Надев синюю куртку и теплый, вязаный шарф,
Проехав по узким заснеженным улицам Бенда, я свернула к тропе, ведущей в лес Дешут. Лес выглядел по-зимнему величественно: вековые хвойные деревья, покрытые снежными шапками, растянулись до самого горизонта. Мы с Дасти действительно часто гуляли здесь, вдали от города, среди этих троп. Здесь было тихо и мирно – именно поэтому я выбрала это место.
Остановившись на парковке, я выключила двигатель и несколько секунд просто сидела, глядя на белоснежные деревья. Руки нервно сжимались на руле, поглаживая выцветший значок Honda.

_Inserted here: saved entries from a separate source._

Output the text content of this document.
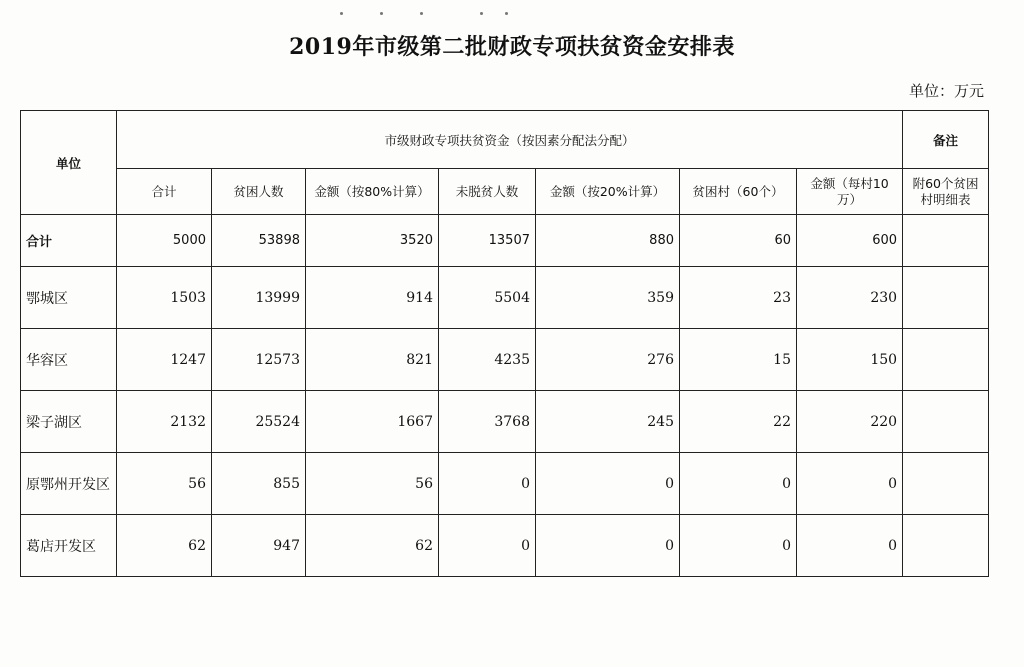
2019年市级第二批财政专项扶贫资金安排表
单位：万元
单位	市级财政专项扶贫资金（按因素分配法分配）							备注
	合计	贫困人数	金额（按80%计算）	未脱贫人数	金额（按20%计算）	贫困村（60个）	金额（每村10万）	附60个贫困村明细表
合计	5000	53898	3520	13507	880	60	600	
鄂城区	1503	13999	914	5504	359	23	230	
华容区	1247	12573	821	4235	276	15	150	
梁子湖区	2132	25524	1667	3768	245	22	220	
原鄂州开发区	56	855	56	0	0	0	0	
葛店开发区	62	947	62	0	0	0	0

Мне было трудно выйти, но я заставила себя сделать это. Я выдохнула, стараясь собрать все свои силы, взяла рюкзак с заднего сиденья и шагнула в холод. Снег заскрипел под ногами.
Шла медленно, чувствуя, как мороз обжигал лицо и пробирался под куртку. Вокруг – пустота и тишина леса.
Наконец, дойдя до той самой старой ели, я медленно опустила рюкзак на снег, и руки снова задрожали. Наше место. Теперь я стояла одна.
Осознав, что единственно важное зимой – перчатки, я оставила дома, решила копать так. Холод кусал пальцы, но я достала лопатку, осознавая, что сейчас это единственное, что имеет значение. Лопата вонзилась в землю тяжело, медленно. Я начала копать несмотря на сопротивление промерзшей почвы.
Каждый удар лопатки по земле отзывался во мне. С каждым движением я чувствовала, как тяжесть потери накрывает все сильнее. Время остановилось – слезы лились сами собой, а я упорно продолжала, хотя пальцы уже немели от холода. Почва поддавалась медленно, и я начала осознавать, что в одиночку мне будет сложно справиться.
Я остановилась на мгновение, пытаясь перевести дыхание, когда услышала легкий хруст снега позади. Повернувшись, удивленно замерла, увидев того самого мужчину в пальто с милым, задорным Расти. Щенок радостно прыгал, бегая вокруг него, а его хозяин остановился неподалеку, держа щенка на поводке. Синим, тугим ремнем он обвился вокруг мужских ног, но незнакомец держался прямо, сохраняя равновесие.
– Извините… – его голос был низким и мягким, как при первой встрече. Он боялся меня напугать, но все же неосознанно сделал это. – Все в порядке? Помочь вам?
Я напряглась, не ожидая встречи.
– Нет, мне не нужна помощь! – сорвалось у меня резко, прежде чем я успела обдумать ответ. Он стоял, молча ожидая, и я сразу поняла, что перегнула палку. Посмотрела на свои перепачканные руки и вздохнула, чувствуя неловкость.
– Прости… – сказала тише, – просто… это тяжело.
Я не знала, о чем я именно – о земле или смерти питомца. Но я не справлялась ни с тем ни с другим. Незнакомец отцепил поводок от ошейника Расти, позволяя псу изучить окрестности.